To perform this exercise, begin with the regular pushup position but instead, place your hands at the center underneath you. Your hands should be a few inches apart from each other. Again, it is very important to pull in the abs to straighten the body during the exercise. Focus on your elbows as the triceps are responsible for its extension. Notice the angle of your elbow when you lower yourself down as you do not need to go over the 90-degrees angle. Make sure not to overextend, when you straighten your arms upon rising up, as it might overstretched your joints.
Triceps dips require the aid of furniture, a chair, a bed or a bench. Before you start this exercise make sure your prop is stable and will be able to hold you until you’re finished with your reps.
The target muscles for the dip exercise are the pectoralis and the triceps brachii. But since the dips work on the extension of the elbows, the primary engagement is on the triceps.

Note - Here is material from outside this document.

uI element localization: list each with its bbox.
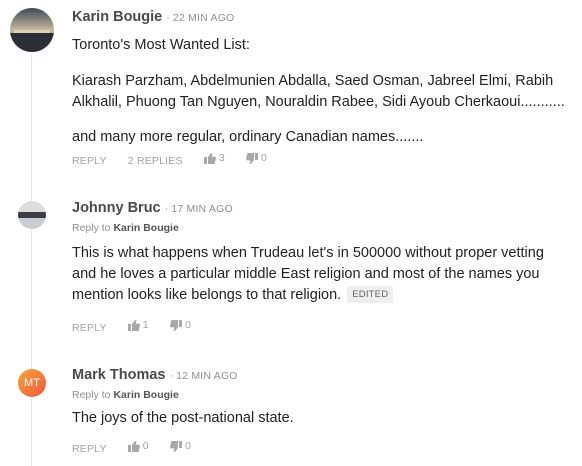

Distance your hands at shoulder width, and position them on the center of your chair. Extend your legs. Slowly slide yourself off the chair. Now, your position should look like a semi-reverse plank, only with engaged arm muscles instead of the core. Slightly mini bend your elbows to emphasize focus on the triceps. Stabilize your arm muscles as you bend them until your elbows are angled at 90 degrees. Do not touch your butt on the floor. Hold the position for one or two seconds, and then push yourself back up to the starting position. Once again, your body should be paralleled to the ground.
The plank is a static exercise. This means that each rep constitutes holding the position instead of returning to the initial stance. There are two most common variations of plank, the standard plank and the elbow plank. The elbow plank, compared to the standard plank, recruits more core muscles, so it gives the more burns. But, we will introduce to you another variation of plank that mainly targets triceps growth. This plank variation is called the uneven plank.
To execute this exercise, start with the elbow plank, meaning your elbows should be in a 90-degree angle. Engage your abdomen to keep your body straight. It shouldn’t be too high or too low. Your fingers should be facing front and your toes should be tucked. Lift one arm off the floor like it is assuming the pushup position. The difference between the uneven the elbow and the other arm activates the triceps muscles.
Hold this position for as long the body could endure but since planks activate not only the triceps, other muscle groups like the core will also be activated and will also have to sustain during the plank.
Arm rotation is good dynamic exercise that focuses on your arm muscles and shoulders. As the name suggests, your arms should be extended sideward and rotate clockwise and vice versa.
Start with a standing position with your feet flat on the floor. Extend your arms and straighten them sideways. Rotate them in small circles, at first, clockwise. The faster you rotate the more ideal. Do it counterclockwise afterwards. Perform three sets of arm rotation, with as many rotations as you can execute for each set. Just like other exercises, incorporate the abdominal muscles by engaging and tightening it. Since this exercise involves only the arms, it could be done while sitting down.
These no-equipment exercises are guaranteed to provide you the perfect-chiseled triceps every man dreams of. Effective body building should include the proper toning of arms, and though we have compiled a list of already supported exercises, it is emphasized that these exercises work differently for each individual. Also, amazing triceps are not exclusively attained through exercises; it is important to keep the body healthy and hydrated. Food intake could also affect muscle gaining. Staying fit might just be the best way to get those amazing triceps.